Festival do Rio 2024: “Todas as Estradas de Terra Têm Gosto de Sal”, de Raven Jackson | 2024
O olhar no cinema é profundamente multifacetado. Com frequência, nos deparamos com histórias lineares, muitas vezes acompanhadas de narração em off, que seguem uma estrutura tradicional com início, meio e fim. No entanto, é igualmente fascinante explorar outras perspectivas. Entre as inúmeras possibilidades, destaca-se a memória. Assim como nos sonhos, reviver o passado é um exercício contemplativo, e a questão que se impõe é: como traduzir essa visão onírica frente a câmera? Raven Jackson enfrenta esse desafio em “Todas as Estradas de Terra têm Gosto de Sal”, um filme permeado por lirismo que culmina em um melodrama agridoce e cheio de nuances
A história percorre décadas da vida de Mackenzie (Kaylee Nicole Johnson), no interior do estado do Mississippi, EUA. A trama revela seu crescimento pessoal, suas paixões e os desafios emocionais, traçando um retrato profundo de suas alegrias e tristezas ao longo de décadas.
O filme é escrito e dirigido pela estreante Raven Jackson, que, além de cineasta, é também poeta e fotógrafa, influências que permeiam toda a narrativa. A maior parte dos planos é composta por câmera na mão, com uma predominância de close-ups e planos-detalhe, em especial aqueles que destacam as mãos e o toque. É notável como a encenação é meticulosamente controlada, tanto nos diálogos quanto nos gestos, deixando pouco espaço para improvisação.
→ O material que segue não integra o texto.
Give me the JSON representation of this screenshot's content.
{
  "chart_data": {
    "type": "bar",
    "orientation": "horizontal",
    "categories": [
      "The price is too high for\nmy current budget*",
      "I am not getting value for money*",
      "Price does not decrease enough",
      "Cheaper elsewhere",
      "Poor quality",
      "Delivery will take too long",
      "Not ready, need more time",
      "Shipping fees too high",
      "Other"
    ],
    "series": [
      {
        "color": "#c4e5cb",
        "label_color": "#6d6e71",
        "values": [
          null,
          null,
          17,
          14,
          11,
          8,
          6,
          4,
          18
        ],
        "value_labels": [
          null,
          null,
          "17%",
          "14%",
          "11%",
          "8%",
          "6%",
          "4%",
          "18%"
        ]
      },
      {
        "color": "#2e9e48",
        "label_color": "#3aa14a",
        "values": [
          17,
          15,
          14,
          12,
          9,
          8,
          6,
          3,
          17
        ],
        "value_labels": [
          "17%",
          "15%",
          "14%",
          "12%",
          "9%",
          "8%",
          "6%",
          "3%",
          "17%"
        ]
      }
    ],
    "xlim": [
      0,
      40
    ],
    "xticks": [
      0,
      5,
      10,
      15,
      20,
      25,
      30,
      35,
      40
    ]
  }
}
O foco nas mãos, por exemplo, ganha relevância, pois em diversas cenas elas se movimentam de forma a ocupar o centro da tela.
Os diálogos são carregados de emoção, com longas pausas dramáticas, e o silêncio, em muitos momentos, expressa mais do que as próprias palavras. Embora possa parecer paradoxal, frequentemente o filme se comunica através do não dito. A sequência dos eventos flui por diferentes épocas, com idas e vindas sem a utilização de legendas ou qualquer indicação temporal explícita. Surpreendentemente, isso não dificulta a compreensão da narrativa. Cada período é marcado por características sutis, como a aparência dos personagens e a conexão entre os acontecimentos, o que permite ao espectador acompanhar a história com relativa facilidade, e bastante proximidade afetiva. Um exemplo do caráter emotivo expresso no longa, é uma longa sequência de um simples abraço, que, apesar da sua simplicidade, carrega uma força emocional avassaladora.
A poesia possui o poder de transmitir sensações, emoções e significados por meio de ambiguidades, símbolos e jogos de palavras. Ainda que frequentemente associada a textos herméticos, a essência de um poema vai além da mera compreensão objetiva, pois sua intenção transcende a simples comunicação de ideias. A estrutura inerente ao poema convida o leitor a uma reflexão densa e a um envolvimento mais íntimo com o texto, em vez de ser algo consumido passivamente. O filme “Todas as Estradas de Terra têm Gosto de Sal” adota uma abordagem similar, exigindo, até certo ponto, um nível maior de entrega por parte do público. Entretanto, essa exigência é recompensada com uma experiência imersiva e profundamente gratificante.